The Route: 291km plus the processional ride out of Milan. Once the official start is done the race traverses across the vast Po valley and the Pianura Padana, the featureless plains that grow much of Italy’s rice crop, for 100km. Ovada is the town that marks the start of the long Passo del Turchino. This climb used to be important to the race but it’s a slow and gradual climb and the road is tracked by a railway line, a clue to the gentle gradient. Turchino means a shade of blue in Italian, hinting at the Mediterranean sea that awaits on the other side. The pass is a symbolic moment of passage, lifting riders away from the wintery plains to the shimmering spectacle of the Mediterranean with its palm trees and blooming flowers, from winter to spring via one mountain pass.
It’s a steep and stressful descent with tunnels to the outskirts of Genova. The halfway point is crossed but the finish feels closer, the coastal road familiar. The race goes from one town to another, negotiating modern street furniture and antiquated town squares alike. In time comes the cape trinity: Capo Mele, Capo Cervo and Capo Berta.
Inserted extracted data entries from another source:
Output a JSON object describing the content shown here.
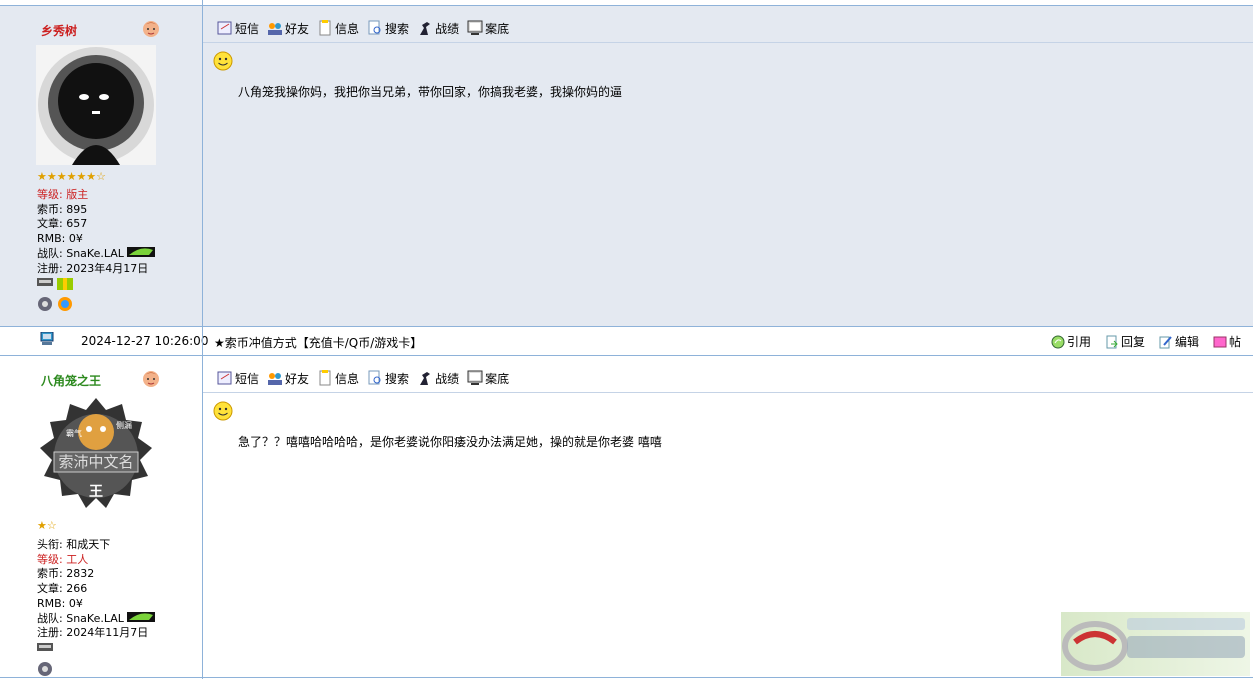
{
  "posts": [
    {
      "username": "乡秀树",
      "stars": "★★★★★★☆",
      "info": {
        "rank_label": "等级:",
        "rank": "版主",
        "coins_label": "索币:",
        "coins": "895",
        "articles_label": "文章:",
        "articles": "657",
        "rmb_label": "RMB:",
        "rmb": "0¥",
        "team_label": "战队:",
        "team": "SnaKe.LAL",
        "joined_label": "注册:",
        "joined": "2023年4月17日"
      },
      "toolbar": [
        "短信",
        "好友",
        "信息",
        "搜索",
        "战绩",
        "案底"
      ],
      "text": "八角笼我操你妈，我把你当兄弟，带你回家，你搞我老婆，我操你妈的逼"
    },
    {
      "username": "八角笼之王",
      "stars": "★☆",
      "info": {
        "title_label": "头衔:",
        "title": "和成天下",
        "rank_label": "等级:",
        "rank": "工人",
        "coins_label": "索币:",
        "coins": "2832",
        "articles_label": "文章:",
        "articles": "266",
        "rmb_label": "RMB:",
        "rmb": "0¥",
        "team_label": "战队:",
        "team": "SnaKe.LAL",
        "joined_label": "注册:",
        "joined": "2024年11月7日"
      },
      "toolbar": [
        "短信",
        "好友",
        "信息",
        "搜索",
        "战绩",
        "案底"
      ],
      "text": "急了？？嘻嘻哈哈哈哈，是你老婆说你阳痿没办法满足她，操的就是你老婆 嘻嘻",
      "avatar_text": [
        "霸气",
        "侧漏",
        "索沛中文名",
        "王"
      ]
    }
  ],
  "meta": {
    "datetime": "2024-12-27 10:26:00",
    "signature": "★索币冲值方式【充值卡/Q币/游戏卡】",
    "actions": [
      "引用",
      "回复",
      "编辑",
      "帖"
    ]
  },
  "colors": {
    "border": "#8eb2d9",
    "post_bg": "#e4e9f1",
    "name_red": "#cc2222",
    "name_green": "#2d8a1f"
  }
}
These are small climbs but serve as landmarks to break up the flat road and by now the race has done 250km.
Then it’s on to the Cipressa (full detail here). This starts with sharp right hander and quickly climbs through olive groves above the coastal town of San Lorenzo, the 9% gradient bites hard after 270km. This is a proper moment of climbing that can prove fatal for the sprinters, the average of 4% is a blend of a steep start and a flat portion over the top where dropped riders flounder. Television cameras often follow the back of the peloton to catalogue the dropped riders because the toboggan-run descent, the most technical part of the entire course, is often too fast to film in full. The race continues along the coastal road, the Via Aurelia.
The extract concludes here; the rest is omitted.